Pe. Lovato vestiu o hábito da S.A.C. em 1938. Em 1939 ficou no Patronato para acertar a dispensa do serviço militar e tirar a caderneta de 3ª categoria. Passou o ano esperando e o tal de documento não apareceu. Mais tarde teve que apresentar o certificado de batismo para ser eleitor.

Os primeiros dois anos de Filosofia, os fez em São Leopoldo e o terceiro em Polêsine, e toda a Teologia, novamente, em São Leopoldo. Em todo currículo do Seminário Menor e Maior, o Sebastião sempre foi o mais alegre e expansivo. Suas anedotas e estórias tinham o sabor da hilariedade e arrancavam gostosas gargalhadas. Era o mel que atraía e descarregava os rostos duros e tornava a vida do Seminário mais suave, apesar da rija disciplina e horários apertados. Uma anedota contada por ele sempre era exuberante de graças e mímicas. Só não ria quem fosse surdo e cego. Em São Leopoldo houve um ano de extrema rigidez, motivo pelo que o Lovato perdeu alguns de seus colegas, desde Vale Vêneto, que hoje podiam estar nas nossas fileiras. Mas, apesar disso, em 24 de novembro de 1946, em Arroio Grande, ordenaram-se junto com ele mais seis confrades. Foi a primeira ordenação a que eu assisti e que me calou profundamente e me deu ânimo para prosseguir a carreira. Os pais do novel padre choraram de alegria. Lembro-me que a mãe do mesmo de início não teve coragem de aproximar-se do filho padre. Este, porém, tanto fez até que os dois se abraçaram efusivamente, numa grande emoção. O novel levita, antes ainda de findar o ano de 1946, já entrava no pesado do ministério sacerdotal. Estreou em São Sepé, dois meses, e outro tanto esteve em Cadeado como Mestre de Noviços, em substituição ao Pe. Agostinho Michelotti. E, até 29 de julho de 1948, trabalhou em Cruz Alta, em cuja data foi nomeado Missionário Popular. Na Rainha da Serra, um dia, um comunistóide atacou- o na rua e asseverou-lhe:

"Um dia vou comer uma costela de padre." No dia seguinte, Pe. Lovato demandou à casa do cujo e disse-lhe de sopetão: "Aqui estou!" O atrevido não topou a parada. Como missionário pelo Rio Grande do Sul afora e em outros Estados, semeou em abundância a semente apostólica, embora não fosse do seu agrado - declarou em seu diário. Não deixou, porém, de ser um pastor novamente para Cruz Alta, como pároco. Nos dois anos seguintes desceu a serra e veio a ser pároco na Igreja das Dores. Aqui não poupou esforços para afervorar a comunidade, o Apostolado da Oração e teve o grande mérito da decoração que esta casa de Deus recebeu. Fez, outrossim, que os membros da "Fábrica" se entrosassem melhor na administração da paróquia. Foi mais dois anos missionário e depois, outros três, pároco das Dores. Em 1961 e 1962 esteve em Palotina. Ali grangeou muitos amigos, como sempre acontecia por onde ele passasse. Tinha um dom todo particular para esta arte. Em Palotina soube defender os colonos contra as injustiças relativas às terras, mal crônico do lugar. Coragem não lhe faltava.
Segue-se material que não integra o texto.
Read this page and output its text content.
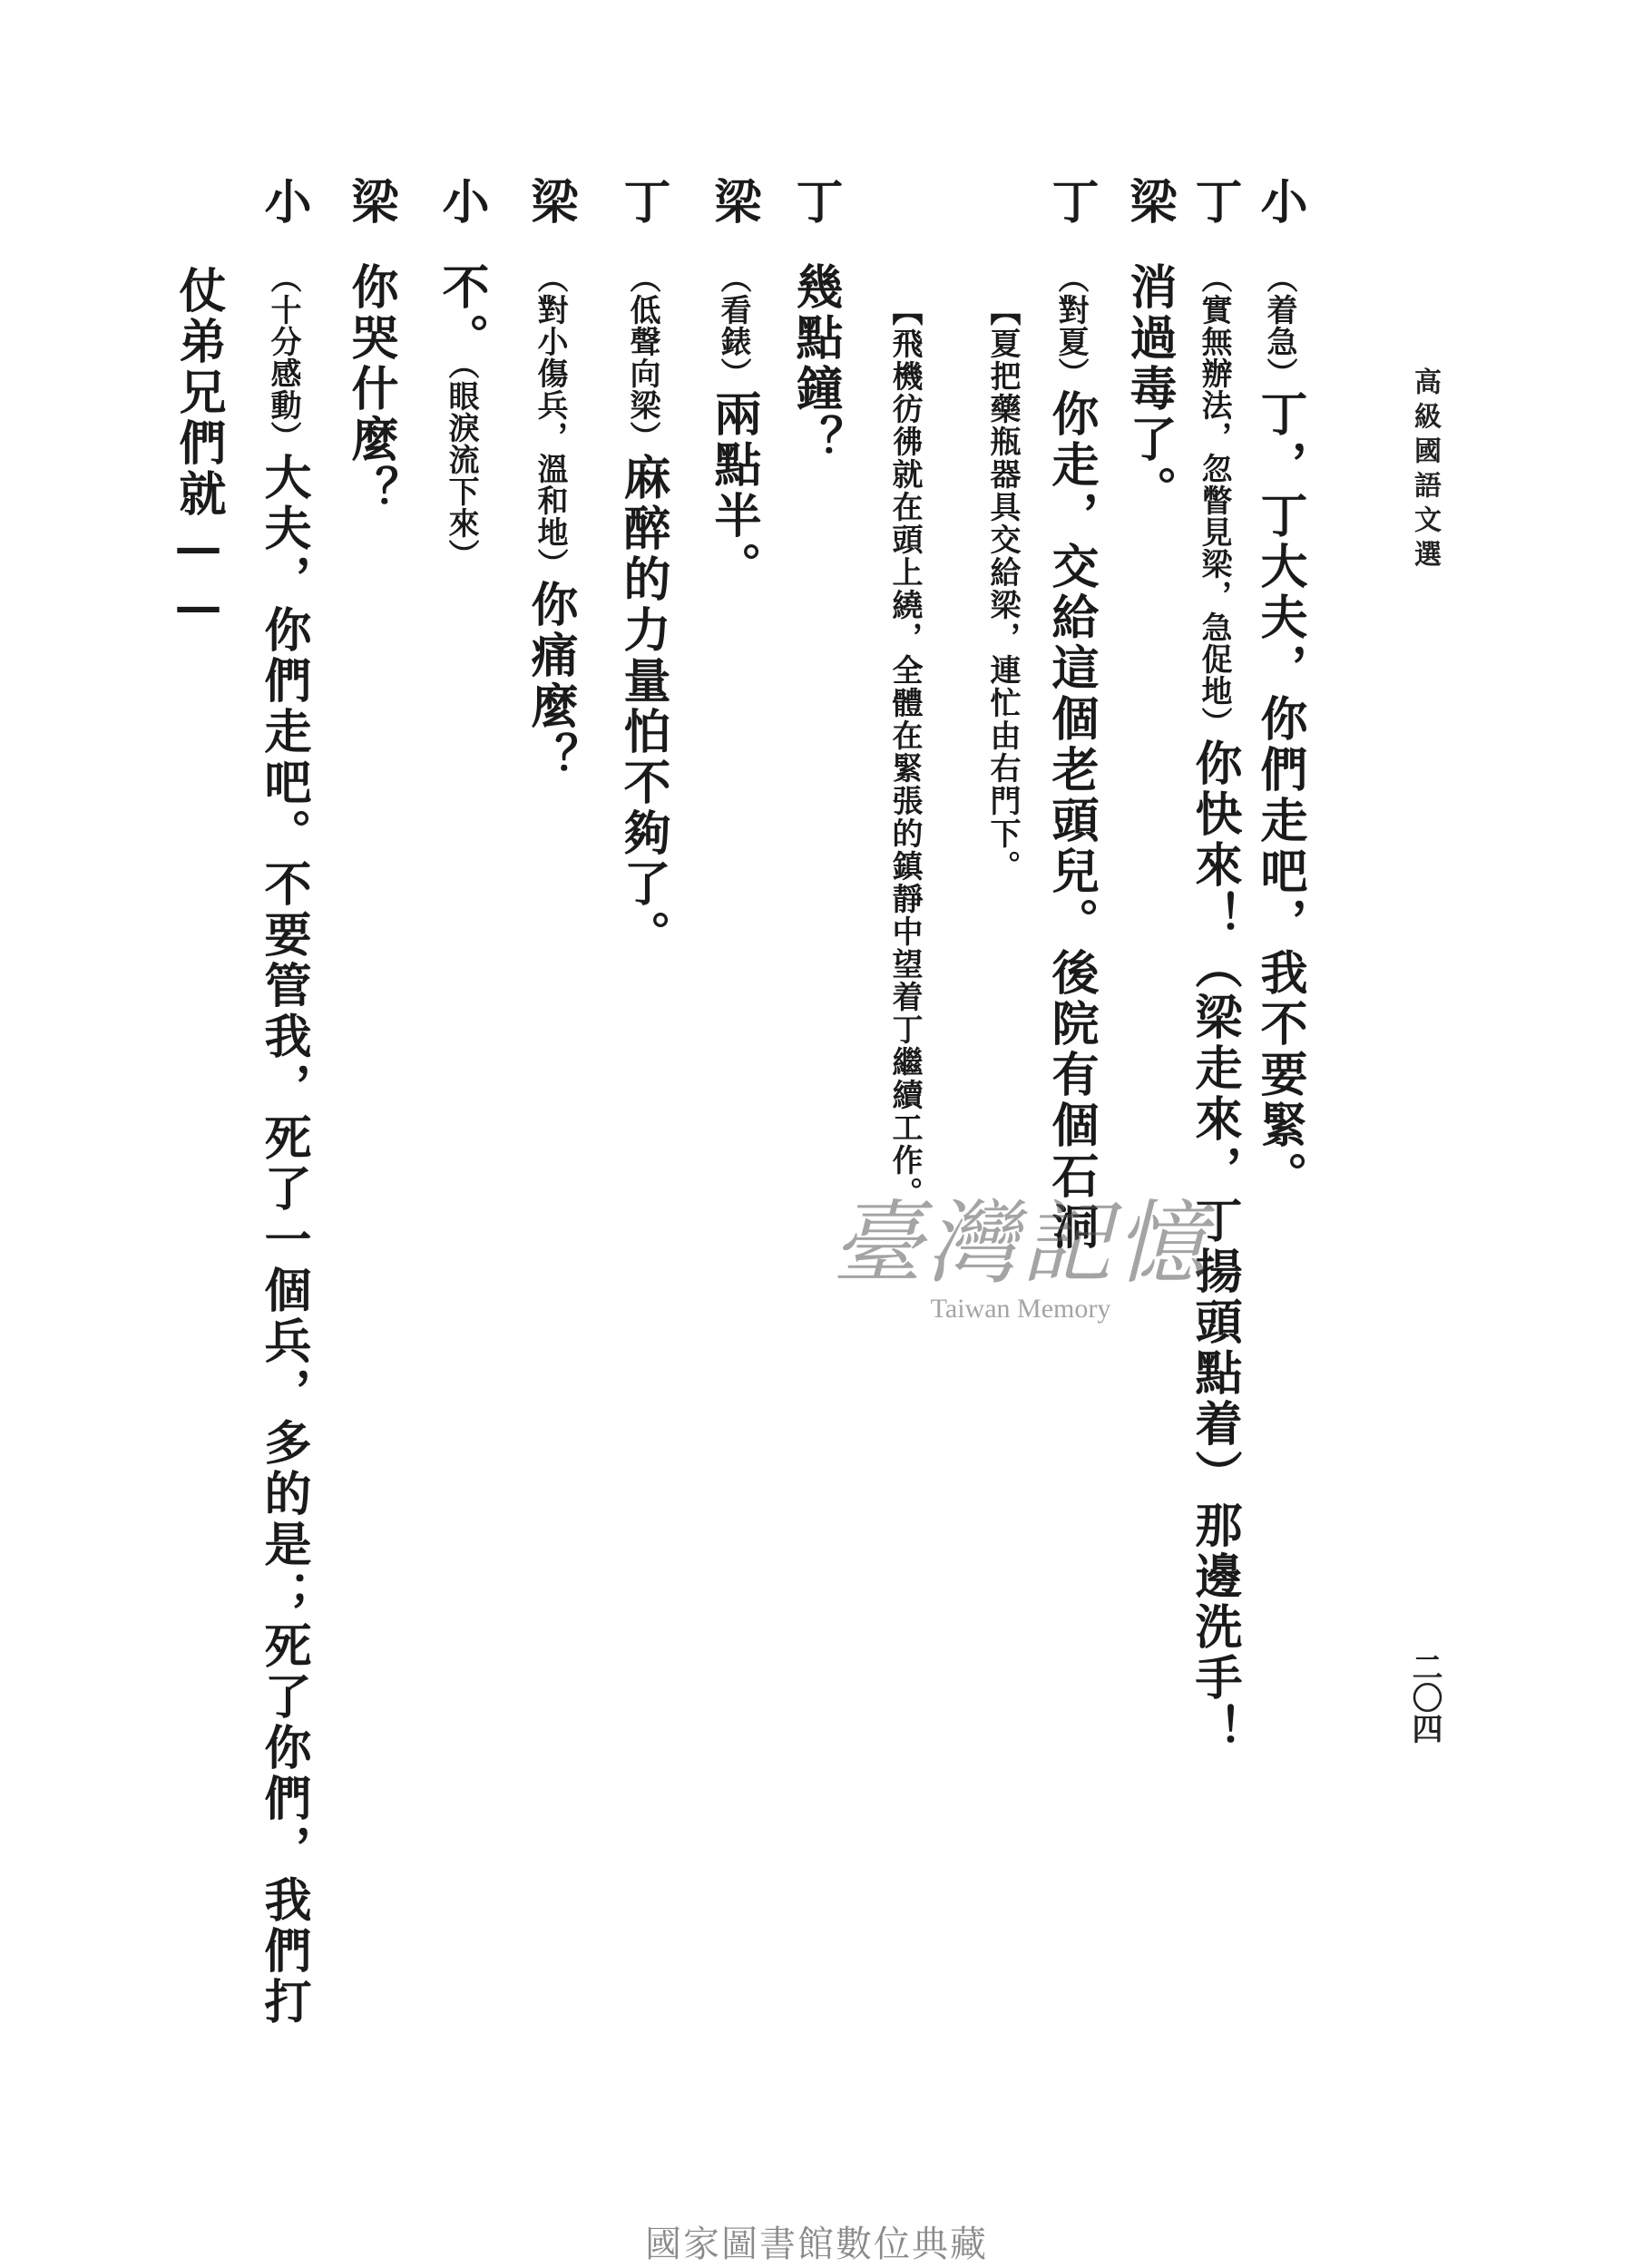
高級國語文選
二〇四
小（着急）丁，丁大夫，你們走吧，我不要緊。
丁（實無辦法，忽瞥見梁，急促地）你快來！（梁走來，丁揚頭點着）那邊洗手！
梁消過毒了。
丁（對夏）你走，交給這個老頭兒。後院有個石洞
【夏把藥瓶器具交給梁，連忙由右門下。
【飛機彷彿就在頭上繞，全體在緊張的鎮靜中望着丁繼續工作。
丁幾點鐘？
梁（看錶）兩點半。
丁（低聲向梁）麻醉的力量怕不夠了。
梁（對小傷兵，溫和地）你痛麼？
小不。（眼淚流下來）
梁你哭什麼？
小（十分感動）大夫，你們走吧。不要管我，死了一個兵，多的是；死了你們，我們打
仗弟兄們就——
臺灣記憶
Taiwan Memory
國家圖書館數位典藏
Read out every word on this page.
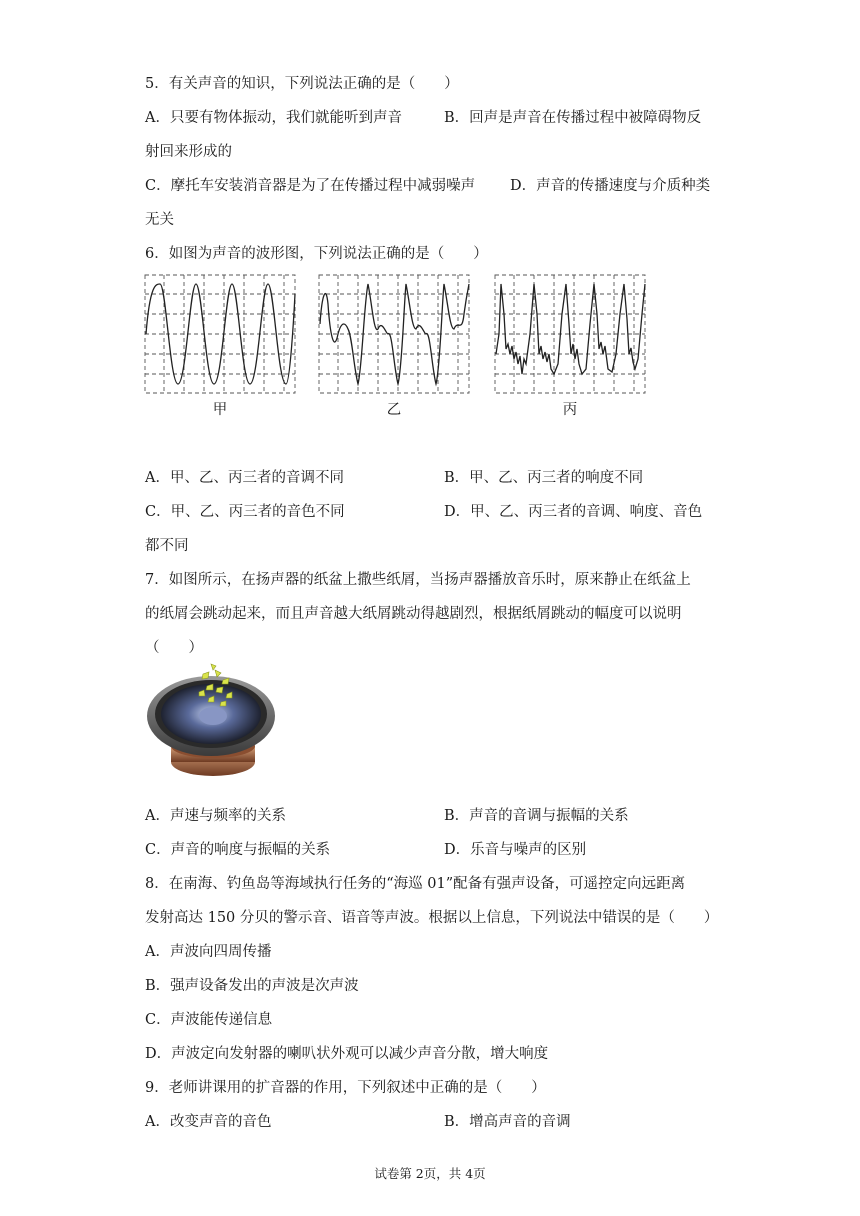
5．有关声音的知识，下列说法正确的是（　　）
A．只要有物体振动，我们就能听到声音	B．回声是声音在传播过程中被障碍物反
射回来形成的
C．摩托车安装消音器是为了在传播过程中减弱噪声 D．声音的传播速度与介质种类
无关
6．如图为声音的波形图，下列说法正确的是（　　）
甲	乙	丙
A．甲、乙、丙三者的音调不同	B．甲、乙、丙三者的响度不同
C．甲、乙、丙三者的音色不同	D．甲、乙、丙三者的音调、响度、音色
都不同
7．如图所示，在扬声器的纸盆上撒些纸屑，当扬声器播放音乐时，原来静止在纸盆上
的纸屑会跳动起来，而且声音越大纸屑跳动得越剧烈，根据纸屑跳动的幅度可以说明
（　　）
A．声速与频率的关系	B．声音的音调与振幅的关系
C．声音的响度与振幅的关系	D．乐音与噪声的区别
8．在南海、钓鱼岛等海域执行任务的“海巡 01”配备有强声设备，可遥控定向远距离
发射高达 150 分贝的警示音、语音等声波。根据以上信息，下列说法中错误的是（　　）
A．声波向四周传播
B．强声设备发出的声波是次声波
C．声波能传递信息
D．声波定向发射器的喇叭状外观可以减少声音分散，增大响度
9．老师讲课用的扩音器的作用，下列叙述中正确的是（　　）
A．改变声音的音色	B．增高声音的音调
试卷第 2页，共 4页
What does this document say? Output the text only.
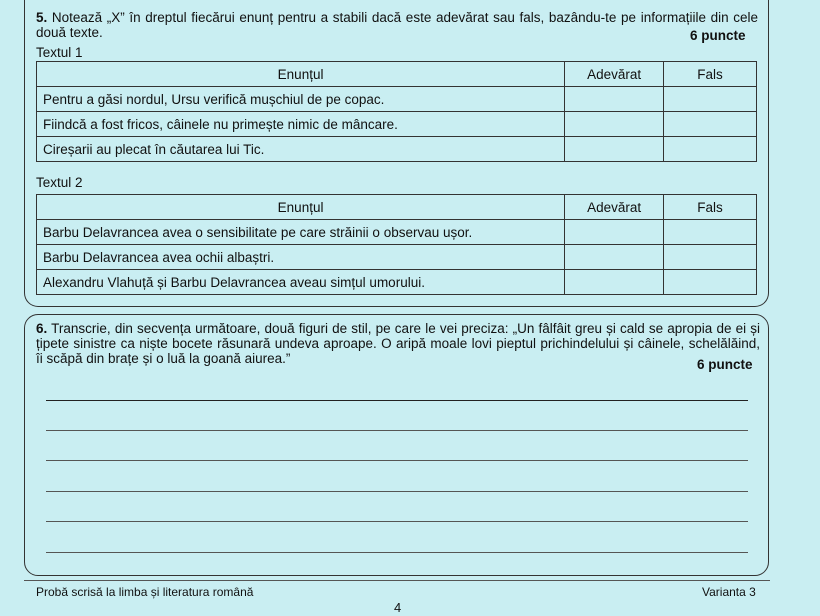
5. Notează „X” în dreptul fiecărui enunț pentru a stabili dacă este adevărat sau fals, bazându-te pe informațiile din cele două texte.	6 puncte
Textul 1
Enunțul	Adevărat	Fals
Pentru a găsi nordul, Ursu verifică mușchiul de pe copac.		
Fiindcă a fost fricos, câinele nu primește nimic de mâncare.		
Cireșarii au plecat în căutarea lui Tic.		
Textul 2
Enunțul	Adevărat	Fals
Barbu Delavrancea avea o sensibilitate pe care străinii o observau ușor.		
Barbu Delavrancea avea ochii albaștri.		
Alexandru Vlahuță și Barbu Delavrancea aveau simțul umorului.		
6. Transcrie, din secvența următoare, două figuri de stil, pe care le vei preciza: „Un fâlfâit greu și cald se apropia de ei și țipete sinistre ca niște bocete răsunară undeva aproape. O aripă moale lovi pieptul prichindelului și câinele, schelălăind, îi scăpă din brațe și o luă la goană aiurea.”	6 puncte
Probă scrisă la limba și literatura română	Varianta 3
4
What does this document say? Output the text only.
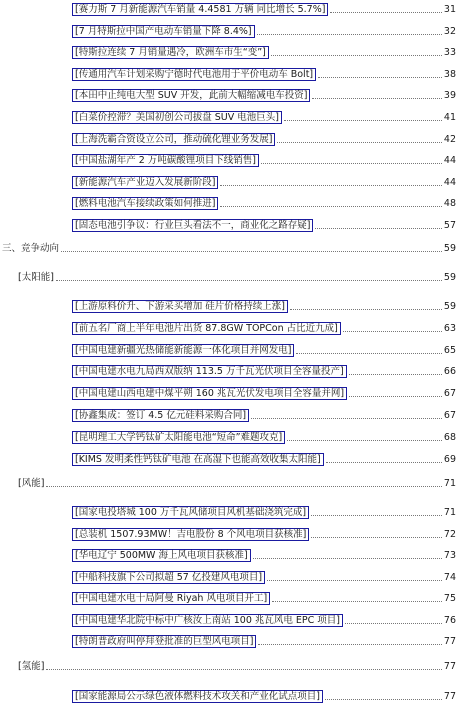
[赛力斯 7 月新能源汽车销量 4.4581 万辆 同比增长 5.7%]	31
[7 月特斯拉中国产电动车销量下降 8.4%]	32
[特斯拉连续 7 月销量遇冷，欧洲车市生“变”]	33
[传通用汽车计划采购宁德时代电池用于平价电动车 Bolt]	38
[本田中止纯电大型 SUV 开发，此前大幅缩减电车投资]	39
[白菜价控滞？美国初创公司拔盘 SUV 电池巨头]	41
[上海洗霸合资设立公司，推动硫化锂业务发展]	42
[中国盐湖年产 2 万吨碳酸锂项目下线销售]	44
[新能源汽车产业迈入发展新阶段]	44
[燃料电池汽车接续政策如何推进]	48
[固态电池引争议：行业巨头看法不一，商业化之路存疑]	57
三、竞争动向	59
[太阳能]	59
[上游原料价升、下游采买增加 硅片价格持续上涨]	59
[前五名厂商上半年电池片出货 87.8GW TOPCon 占比近九成]	63
[中国电建新疆光热储能新能源一体化项目并网发电]	65
[中国电建水电九局西双版纳 113.5 万千瓦光伏项目全容量投产]	66
[中国电建山西电建中煤平朔 160 兆瓦光伏发电项目全容量并网]	67
[协鑫集成：签订 4.5 亿元硅料采购合同]	67
[昆明理工大学钙钛矿太阳能电池“短命”难题攻克]	68
[KIMS 发明柔性钙钛矿电池 在高湿下也能高效收集太阳能]	69
[风能]	71
[国家电投塔城 100 万千瓦风储项目风机基础浇筑完成]	71
[总装机 1507.93MW！吉电股份 8 个风电项目获核准]	72
[华电辽宁 500MW 海上风电项目获核准]	73
[中船科技旗下公司拟超 57 亿投建风电项目]	74
[中国电建水电十局阿曼 Riyah 风电项目开工]	75
[中国电建华北院中标中广核汝上南站 100 兆瓦风电 EPC 项目]	76
[特朗普政府叫停拜登批准的巨型风电项目]	77
[氢能]	77
[国家能源局公示绿色液体燃料技术攻关和产业化试点项目]	77
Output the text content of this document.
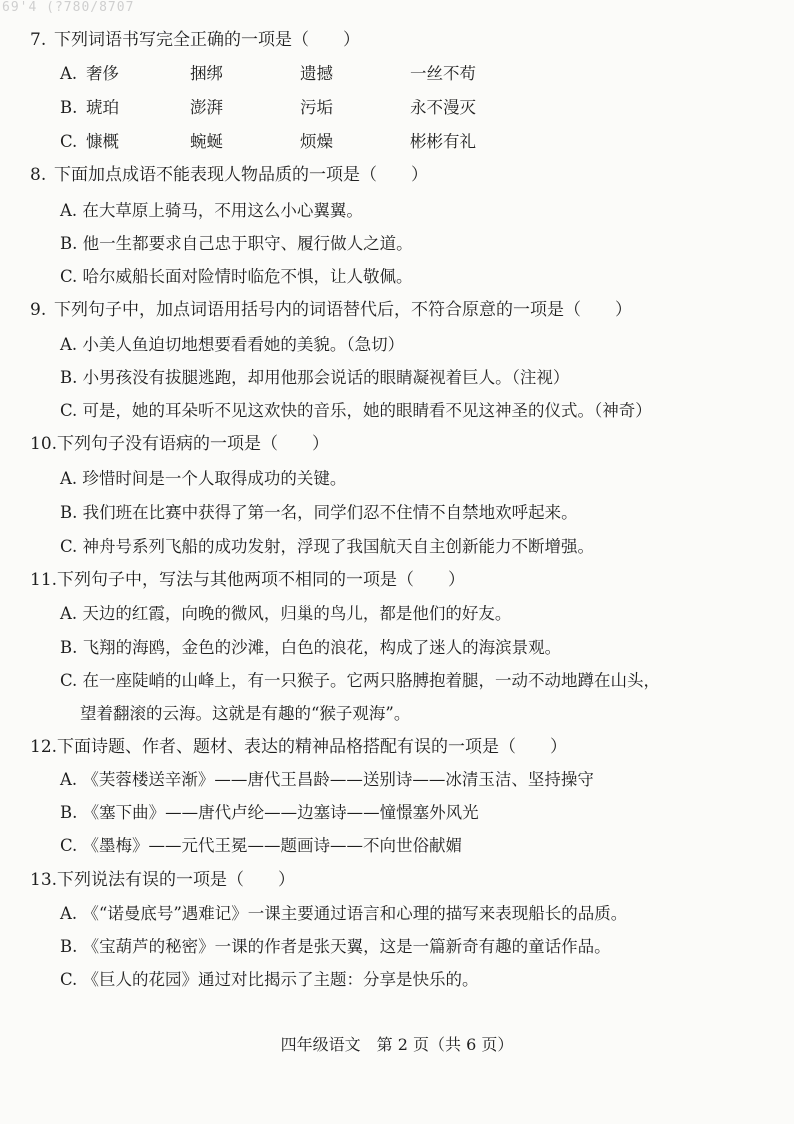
69'4 (?780/8707
7. 下列词语书写完全正确的一项是（　　）
A. 奢侈	捆绑	遗撼	一丝不苟
B. 琥珀	澎湃	污垢	永不漫灭
C. 慷概	蜿蜒	烦燥	彬彬有礼
8. 下面加点成语不能表现人物品质的一项是（　　）
A. 在大草原上骑马，不用这么小心翼翼。
B. 他一生都要求自己忠于职守、履行做人之道。
C. 哈尔威船长面对险情时临危不惧，让人敬佩。
9. 下列句子中，加点词语用括号内的词语替代后，不符合原意的一项是（　　）
A. 小美人鱼迫切地想要看看她的美貌。（急切）
B. 小男孩没有拔腿逃跑，却用他那会说话的眼睛凝视着巨人。（注视）
C. 可是，她的耳朵听不见这欢快的音乐，她的眼睛看不见这神圣的仪式。（神奇）
10.下列句子没有语病的一项是（　　）
A. 珍惜时间是一个人取得成功的关键。
B. 我们班在比赛中获得了第一名，同学们忍不住情不自禁地欢呼起来。
C. 神舟号系列飞船的成功发射，浮现了我国航天自主创新能力不断增强。
11.下列句子中，写法与其他两项不相同的一项是（　　）
A. 天边的红霞，向晚的微风，归巢的鸟儿，都是他们的好友。
B. 飞翔的海鸥，金色的沙滩，白色的浪花，构成了迷人的海滨景观。
C. 在一座陡峭的山峰上，有一只猴子。它两只胳膊抱着腿，一动不动地蹲在山头，
望着翻滚的云海。这就是有趣的“猴子观海”。
12.下面诗题、作者、题材、表达的精神品格搭配有误的一项是（　　）
A. 《芙蓉楼送辛渐》——唐代王昌龄——送别诗——冰清玉洁、坚持操守
B. 《塞下曲》——唐代卢纶——边塞诗——憧憬塞外风光
C. 《墨梅》——元代王冕——题画诗——不向世俗献媚
13.下列说法有误的一项是（　　）
A. 《“诺曼底号”遇难记》一课主要通过语言和心理的描写来表现船长的品质。
B. 《宝葫芦的秘密》一课的作者是张天翼，这是一篇新奇有趣的童话作品。
C. 《巨人的花园》通过对比揭示了主题：分享是快乐的。
四年级语文　第 2 页（共 6 页）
E, finalmente, em 1964, voltou para a Paróquia das Dores, pela terceira vez. Parecia até que era seu destino trabalhar nesta comunidade. Pelo seu zelo, sempre a contento deste povo, grangeou profunda amizade e era muito querido de todos, porque era sacerdote como os fiéis queriam e o vivia na sua plenitude, seguindo à risca o que prometera no início de sua carreira: SER OUTRO CRISTO! Nunca banalizou sua dignidade sacerdotal.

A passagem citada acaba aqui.